The revisions to FRE 702 therefore constitute a clarification of existing law, made with the specific purpose of correcting misapplication by certain courts and practitioners. Indeed, public commentators have reported that, between January 1, 2015, and August 1, 2021, 569 federal cases incorporated variations of pre-2000 case law stating that the factual bases and source of expert opinions are questions of fact, the credibility of which should be weighed by the jury. The amended FRE 702 will make clear that even “very close questions” related to admissibility of expert opinions shall be determined by the court, not the jury, thereby imposing a more stringent inquiry on admissibility in all federal circuits.

If approved, the amended FRE 702 will be binding on pending actions, irrespective of their filing date, on December 1, 2023.  However, the application of the amended Rule with respect to a pending proceeding is less clear. Because the amendments merely confirm the proper interpretation of the existing Rule and Supreme Court jurisprudence, courts arguably can and should apply them even before the effective date. It would be prudent for courts in circuits that have adopted a standard that is biased towards admissibility to anticipate and apply the forthcoming amendments before their effective date in light of the Advisory Committee’s clear indication that the amendments reflect existing, uniform federal law and the commentary on which they are based. Notably, however, the Rules Enabling Act, 28 U.S.C. § 2074, which provides that the Supreme Court “may fix the extent” a rule of evidence shall apply to pending proceedings, also grants a court discretion to apply the former rule where, in the court’s opinion, applying the “new” Rule “would not be feasible or would work injustice.” This statutory language therefore indicates that courts may have some leeway in deciding whether to apply the amended Rule in proceedings that were pending prior to the effective date.

III.  Practical Impacts on Litigation

The amended Rule will undoubtedly impact federal litigation. For example, litigants should expect an uptick of motions challenging the admissibility of expert testimony in federal court.
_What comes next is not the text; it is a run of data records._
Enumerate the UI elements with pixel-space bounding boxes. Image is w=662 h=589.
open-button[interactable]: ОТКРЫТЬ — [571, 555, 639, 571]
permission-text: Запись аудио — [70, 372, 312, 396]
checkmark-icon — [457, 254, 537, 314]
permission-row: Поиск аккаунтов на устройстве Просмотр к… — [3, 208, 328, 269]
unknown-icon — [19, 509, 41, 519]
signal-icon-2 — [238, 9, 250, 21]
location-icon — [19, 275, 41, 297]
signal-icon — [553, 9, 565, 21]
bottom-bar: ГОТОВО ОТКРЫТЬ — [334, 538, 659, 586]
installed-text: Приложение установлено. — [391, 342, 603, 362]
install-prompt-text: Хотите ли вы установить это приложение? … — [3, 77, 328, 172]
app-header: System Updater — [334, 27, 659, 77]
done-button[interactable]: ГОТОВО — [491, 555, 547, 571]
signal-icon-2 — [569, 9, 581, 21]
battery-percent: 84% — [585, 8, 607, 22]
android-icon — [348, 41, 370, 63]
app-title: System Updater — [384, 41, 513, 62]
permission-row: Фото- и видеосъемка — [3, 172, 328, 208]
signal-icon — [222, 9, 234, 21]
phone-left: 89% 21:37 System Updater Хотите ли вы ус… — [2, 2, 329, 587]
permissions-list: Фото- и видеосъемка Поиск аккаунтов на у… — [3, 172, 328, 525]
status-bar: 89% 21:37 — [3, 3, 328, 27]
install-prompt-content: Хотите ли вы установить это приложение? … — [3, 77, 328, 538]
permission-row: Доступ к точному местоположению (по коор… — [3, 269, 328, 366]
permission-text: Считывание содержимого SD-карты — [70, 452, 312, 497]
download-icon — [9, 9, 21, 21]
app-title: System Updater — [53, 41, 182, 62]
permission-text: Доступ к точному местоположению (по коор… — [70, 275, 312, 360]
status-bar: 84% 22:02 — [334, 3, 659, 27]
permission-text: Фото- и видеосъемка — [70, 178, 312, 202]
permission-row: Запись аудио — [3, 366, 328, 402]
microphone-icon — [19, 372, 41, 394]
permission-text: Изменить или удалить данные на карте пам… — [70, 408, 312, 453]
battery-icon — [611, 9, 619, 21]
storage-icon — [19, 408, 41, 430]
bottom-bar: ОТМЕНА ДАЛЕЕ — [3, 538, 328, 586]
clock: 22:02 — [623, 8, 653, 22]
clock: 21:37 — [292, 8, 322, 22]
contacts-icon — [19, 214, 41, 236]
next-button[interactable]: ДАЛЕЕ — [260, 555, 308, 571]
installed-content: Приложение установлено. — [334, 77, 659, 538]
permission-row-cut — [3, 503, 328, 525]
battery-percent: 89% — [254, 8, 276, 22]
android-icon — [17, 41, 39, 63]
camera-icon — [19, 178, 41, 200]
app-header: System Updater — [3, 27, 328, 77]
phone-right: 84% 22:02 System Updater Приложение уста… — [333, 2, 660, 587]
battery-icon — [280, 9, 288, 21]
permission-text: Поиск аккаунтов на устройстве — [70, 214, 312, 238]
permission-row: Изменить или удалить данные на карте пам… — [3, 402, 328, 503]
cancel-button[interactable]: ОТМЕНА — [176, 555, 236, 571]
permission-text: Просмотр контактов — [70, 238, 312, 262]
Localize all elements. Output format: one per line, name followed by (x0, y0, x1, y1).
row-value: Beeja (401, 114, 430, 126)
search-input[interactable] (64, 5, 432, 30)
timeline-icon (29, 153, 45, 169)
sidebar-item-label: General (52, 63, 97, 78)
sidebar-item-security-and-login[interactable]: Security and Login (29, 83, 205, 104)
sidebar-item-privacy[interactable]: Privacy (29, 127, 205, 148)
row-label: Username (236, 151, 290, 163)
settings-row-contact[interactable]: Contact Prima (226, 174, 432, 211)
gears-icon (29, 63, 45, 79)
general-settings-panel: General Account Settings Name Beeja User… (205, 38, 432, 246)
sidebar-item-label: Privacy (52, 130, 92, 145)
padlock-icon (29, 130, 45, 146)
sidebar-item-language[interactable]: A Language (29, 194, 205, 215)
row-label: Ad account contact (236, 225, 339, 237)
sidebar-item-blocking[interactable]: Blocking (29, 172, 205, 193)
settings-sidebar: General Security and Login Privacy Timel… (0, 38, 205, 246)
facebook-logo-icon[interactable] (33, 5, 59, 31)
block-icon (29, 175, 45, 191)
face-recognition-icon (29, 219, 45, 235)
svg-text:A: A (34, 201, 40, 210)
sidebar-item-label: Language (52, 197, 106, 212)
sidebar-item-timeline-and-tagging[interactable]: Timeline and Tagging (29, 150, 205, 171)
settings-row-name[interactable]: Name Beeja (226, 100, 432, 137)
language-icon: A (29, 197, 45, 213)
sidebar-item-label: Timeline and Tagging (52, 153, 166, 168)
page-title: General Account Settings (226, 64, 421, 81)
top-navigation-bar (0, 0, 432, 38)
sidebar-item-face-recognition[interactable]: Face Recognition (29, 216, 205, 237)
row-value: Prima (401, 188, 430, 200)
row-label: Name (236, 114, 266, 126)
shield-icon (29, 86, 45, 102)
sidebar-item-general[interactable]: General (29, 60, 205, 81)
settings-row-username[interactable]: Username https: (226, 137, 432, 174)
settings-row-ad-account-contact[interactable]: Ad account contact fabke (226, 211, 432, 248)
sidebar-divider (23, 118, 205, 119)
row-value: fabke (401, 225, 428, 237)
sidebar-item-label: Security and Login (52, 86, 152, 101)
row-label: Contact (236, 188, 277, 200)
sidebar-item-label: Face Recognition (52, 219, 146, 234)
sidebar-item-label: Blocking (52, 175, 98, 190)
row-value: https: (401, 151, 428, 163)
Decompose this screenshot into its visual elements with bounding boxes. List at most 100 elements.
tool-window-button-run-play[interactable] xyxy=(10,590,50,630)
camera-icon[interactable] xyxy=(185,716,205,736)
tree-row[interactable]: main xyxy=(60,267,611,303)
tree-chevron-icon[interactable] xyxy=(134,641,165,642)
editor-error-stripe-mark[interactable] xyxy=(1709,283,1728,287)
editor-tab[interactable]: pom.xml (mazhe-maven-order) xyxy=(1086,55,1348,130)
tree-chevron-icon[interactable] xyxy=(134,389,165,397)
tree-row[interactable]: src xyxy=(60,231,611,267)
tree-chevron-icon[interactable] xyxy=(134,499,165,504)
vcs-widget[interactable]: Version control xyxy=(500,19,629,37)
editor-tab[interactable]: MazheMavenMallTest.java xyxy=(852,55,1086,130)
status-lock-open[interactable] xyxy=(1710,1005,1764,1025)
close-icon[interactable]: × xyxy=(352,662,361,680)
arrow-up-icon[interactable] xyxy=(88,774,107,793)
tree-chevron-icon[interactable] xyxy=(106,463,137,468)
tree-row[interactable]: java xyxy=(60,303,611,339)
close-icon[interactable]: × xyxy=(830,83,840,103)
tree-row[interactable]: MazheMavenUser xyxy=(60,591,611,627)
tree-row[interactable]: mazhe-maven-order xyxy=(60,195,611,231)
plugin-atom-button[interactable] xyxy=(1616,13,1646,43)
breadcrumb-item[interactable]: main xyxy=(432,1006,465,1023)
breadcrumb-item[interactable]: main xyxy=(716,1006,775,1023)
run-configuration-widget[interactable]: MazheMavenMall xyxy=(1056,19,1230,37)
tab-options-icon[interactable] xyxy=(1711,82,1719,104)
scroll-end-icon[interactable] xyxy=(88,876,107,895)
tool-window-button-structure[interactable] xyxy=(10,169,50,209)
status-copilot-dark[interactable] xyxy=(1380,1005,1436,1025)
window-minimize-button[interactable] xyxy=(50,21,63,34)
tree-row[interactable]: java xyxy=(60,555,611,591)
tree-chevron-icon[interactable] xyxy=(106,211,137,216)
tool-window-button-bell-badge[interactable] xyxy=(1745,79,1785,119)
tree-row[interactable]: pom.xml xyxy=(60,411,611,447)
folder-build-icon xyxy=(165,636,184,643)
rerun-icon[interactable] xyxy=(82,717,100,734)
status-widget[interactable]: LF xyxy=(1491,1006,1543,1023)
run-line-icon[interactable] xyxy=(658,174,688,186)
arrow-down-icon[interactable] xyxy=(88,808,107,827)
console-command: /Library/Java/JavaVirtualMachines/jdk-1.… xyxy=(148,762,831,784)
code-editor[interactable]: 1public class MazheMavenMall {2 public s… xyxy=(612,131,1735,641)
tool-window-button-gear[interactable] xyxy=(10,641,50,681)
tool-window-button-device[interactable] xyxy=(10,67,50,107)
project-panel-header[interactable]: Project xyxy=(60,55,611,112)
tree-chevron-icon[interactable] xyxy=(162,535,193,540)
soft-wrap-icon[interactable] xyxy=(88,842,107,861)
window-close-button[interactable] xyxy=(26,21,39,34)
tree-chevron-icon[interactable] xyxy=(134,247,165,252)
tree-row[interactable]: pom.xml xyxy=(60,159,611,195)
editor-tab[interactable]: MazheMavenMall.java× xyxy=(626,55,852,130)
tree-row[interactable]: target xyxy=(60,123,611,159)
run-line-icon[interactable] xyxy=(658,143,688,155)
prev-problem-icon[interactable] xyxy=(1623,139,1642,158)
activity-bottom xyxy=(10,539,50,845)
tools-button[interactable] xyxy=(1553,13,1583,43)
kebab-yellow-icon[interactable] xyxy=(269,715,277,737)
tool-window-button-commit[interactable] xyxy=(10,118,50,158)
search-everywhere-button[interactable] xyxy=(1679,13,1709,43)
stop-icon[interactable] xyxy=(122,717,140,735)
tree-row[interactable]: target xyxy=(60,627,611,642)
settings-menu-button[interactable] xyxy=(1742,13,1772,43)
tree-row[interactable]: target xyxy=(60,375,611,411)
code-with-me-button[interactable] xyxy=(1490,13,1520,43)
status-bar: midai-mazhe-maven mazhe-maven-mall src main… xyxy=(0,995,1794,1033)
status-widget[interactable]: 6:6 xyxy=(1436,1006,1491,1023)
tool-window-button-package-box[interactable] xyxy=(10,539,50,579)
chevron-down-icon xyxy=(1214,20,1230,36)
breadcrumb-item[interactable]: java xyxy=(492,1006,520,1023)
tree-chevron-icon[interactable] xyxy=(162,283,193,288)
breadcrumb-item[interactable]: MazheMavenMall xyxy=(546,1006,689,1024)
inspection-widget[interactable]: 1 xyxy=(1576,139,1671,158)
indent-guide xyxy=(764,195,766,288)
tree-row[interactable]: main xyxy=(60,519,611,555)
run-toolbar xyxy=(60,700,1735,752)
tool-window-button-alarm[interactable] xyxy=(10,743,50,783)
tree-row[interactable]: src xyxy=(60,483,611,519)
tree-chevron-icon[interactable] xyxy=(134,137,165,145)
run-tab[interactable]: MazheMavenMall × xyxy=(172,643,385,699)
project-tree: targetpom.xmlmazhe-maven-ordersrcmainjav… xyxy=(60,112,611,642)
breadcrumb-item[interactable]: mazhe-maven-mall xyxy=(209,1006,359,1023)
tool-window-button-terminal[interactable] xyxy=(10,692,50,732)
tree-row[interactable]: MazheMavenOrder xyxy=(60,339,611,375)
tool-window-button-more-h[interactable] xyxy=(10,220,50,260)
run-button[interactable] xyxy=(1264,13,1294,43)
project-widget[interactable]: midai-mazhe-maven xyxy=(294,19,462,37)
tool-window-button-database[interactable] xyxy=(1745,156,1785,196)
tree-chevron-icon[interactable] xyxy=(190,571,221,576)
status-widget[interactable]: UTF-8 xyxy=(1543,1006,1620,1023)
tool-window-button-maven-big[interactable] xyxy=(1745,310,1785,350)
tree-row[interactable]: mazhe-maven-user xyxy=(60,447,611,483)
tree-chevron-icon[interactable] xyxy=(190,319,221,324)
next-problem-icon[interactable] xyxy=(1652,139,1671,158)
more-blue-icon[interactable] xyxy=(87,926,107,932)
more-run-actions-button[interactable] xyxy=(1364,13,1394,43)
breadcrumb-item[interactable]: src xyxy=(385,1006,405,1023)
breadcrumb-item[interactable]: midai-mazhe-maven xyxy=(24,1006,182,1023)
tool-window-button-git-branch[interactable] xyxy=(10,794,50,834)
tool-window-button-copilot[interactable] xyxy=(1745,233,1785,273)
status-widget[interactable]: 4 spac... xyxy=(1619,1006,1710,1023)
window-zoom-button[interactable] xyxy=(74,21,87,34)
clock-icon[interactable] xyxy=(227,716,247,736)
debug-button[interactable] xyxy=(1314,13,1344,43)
Further, parties should scrutinize their cases and consider changes to their case management and expert strategy, including:

  • Contacting experts sooner to provide more time for foundational development of expert reports and testimony;
  • Selecting qualified and experienced experts and ensuring an adequate foundation is laid for expert testimony;
  • Seeking modification of litigation timelines to allow more time for experts to complete merits and rebuttal reports;
  • Closely scrutinizing the methods utilized by experts in developing their opinions to first determine their reliability, and second to ensure the opinion is an accurate output of such methodology;
  • Anticipating more aggressive challenges to expert opinions during discovery rather than deferring such challenges until trial; and
  • Anticipating possible changes in strategy regarding expert report submissions and filing motions to exclude expert opinion, knowing that courts will be closely examining the admissibility of both.

Finally, proactive identification of judges with experience deciding cases in a specific area of law will be crucial because courts will soon lose the latitude to pass their role as gatekeeper of expert testimony onto the jury.

* This article has been edited to clarify the review and approval process of the Rule.